Abstract

Chronic obstructive pulmonary disease (COPD) is an independent risk factor for cardiovascular disease (CVD) including heart failure (HF) and coronary arteries diseases, which are one of the leading causes of morbidity and mortality in COPD patients. Thus, COPD could deteriorate HF and explain the worst prognostic of the association of the two diseases. Actually, there is no information about the real prevalence of COPD assessed by systematic pulmonary function test in HF patients. Describe the prevalence of COPD in a systolic HF population. COPD was systematically researched by pulmonary function test in 274 patients (216 men) followed for systolic HF in the University's Hospital of Rangueil, Toulouse, France between April 2002 and April 2009. Degrees of COPD were defined according to the GOLD classification.
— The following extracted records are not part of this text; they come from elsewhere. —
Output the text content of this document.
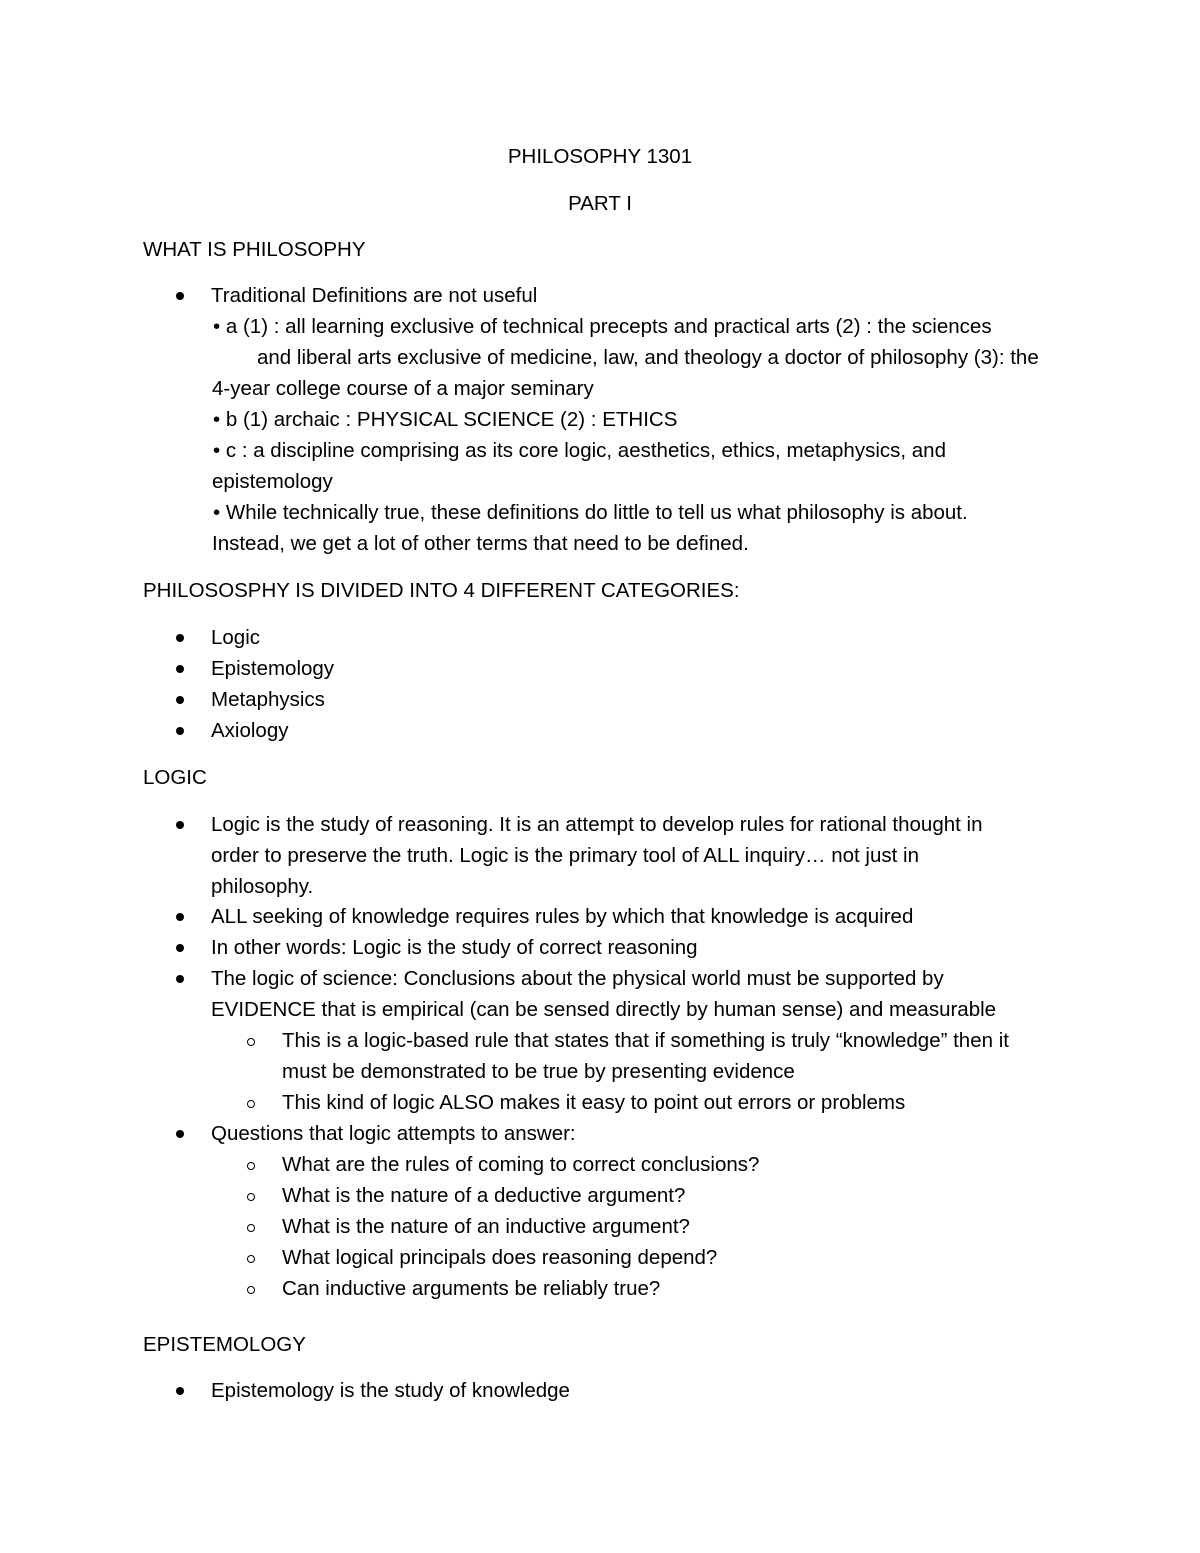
PHILOSOPHY 1301
PART I
WHAT IS PHILOSOPHY
Traditional Definitions are not useful
• a (1) : all learning exclusive of technical precepts and practical arts (2) : the sciences
and liberal arts exclusive of medicine, law, and theology a doctor of philosophy (3): the
4-year college course of a major seminary
• b (1) archaic : PHYSICAL SCIENCE (2) : ETHICS
• c : a discipline comprising as its core logic, aesthetics, ethics, metaphysics, and
epistemology
• While technically true, these definitions do little to tell us what philosophy is about.
Instead, we get a lot of other terms that need to be defined.
PHILOSOSPHY IS DIVIDED INTO 4 DIFFERENT CATEGORIES:
Logic
Epistemology
Metaphysics
Axiology
LOGIC
Logic is the study of reasoning. It is an attempt to develop rules for rational thought in
order to preserve the truth. Logic is the primary tool of ALL inquiry… not just in
philosophy.
ALL seeking of knowledge requires rules by which that knowledge is acquired
In other words: Logic is the study of correct reasoning
The logic of science: Conclusions about the physical world must be supported by
EVIDENCE that is empirical (can be sensed directly by human sense) and measurable
This is a logic-based rule that states that if something is truly “knowledge” then it
must be demonstrated to be true by presenting evidence
This kind of logic ALSO makes it easy to point out errors or problems
Questions that logic attempts to answer:
What are the rules of coming to correct conclusions?
What is the nature of a deductive argument?
What is the nature of an inductive argument?
What logical principals does reasoning depend?
Can inductive arguments be reliably true?
EPISTEMOLOGY
Epistemology is the study of knowledge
In the 274 systolic HF patients mean age was 61 ± 11 years and mean ejection fraction (EF) was 32 ± 15% with 130 (47%) patients with ischemic systolic HF. There was 112 (41%) of COPD with 57 (20.8%), 44 (16.1%), 7 (2.6%) and 4 (1.5%) GOLD 1, 2, 3 and 4 respectively. There was not difference between no-COPD and COPD groups in sex (77.7 vs 75.9% men; p = 0.1) and NYHA stage (mean 2.2 ± 0.7 vs 2.3 ± 0.8; p = 0.3) but patients with COPD were older (66.1 ± 11 vs 57.1 ± 13.7 years; p<0.001) and had better EF (33.5 ± 9.4 vs 30.2 ± 12.9%; p = 0.016). There was 43.8% ischemic heart failure in the COPD group versus 51.8% in the no-COPD group (p = 0.13) and no-COPD group had a tendency to have more β-blocker treatment (74.1 vs 62.5%; p = 0.051). COPD has a high prevalence in systolic HF population but clinical diagnostic is difficult because of the lack of specificity of dyspnoea assessed by NYHA stage. HF patients with COPD are older and have a better EF suggesting that dyspnoea from pulmonary disease is interpreted as a symptom of HF.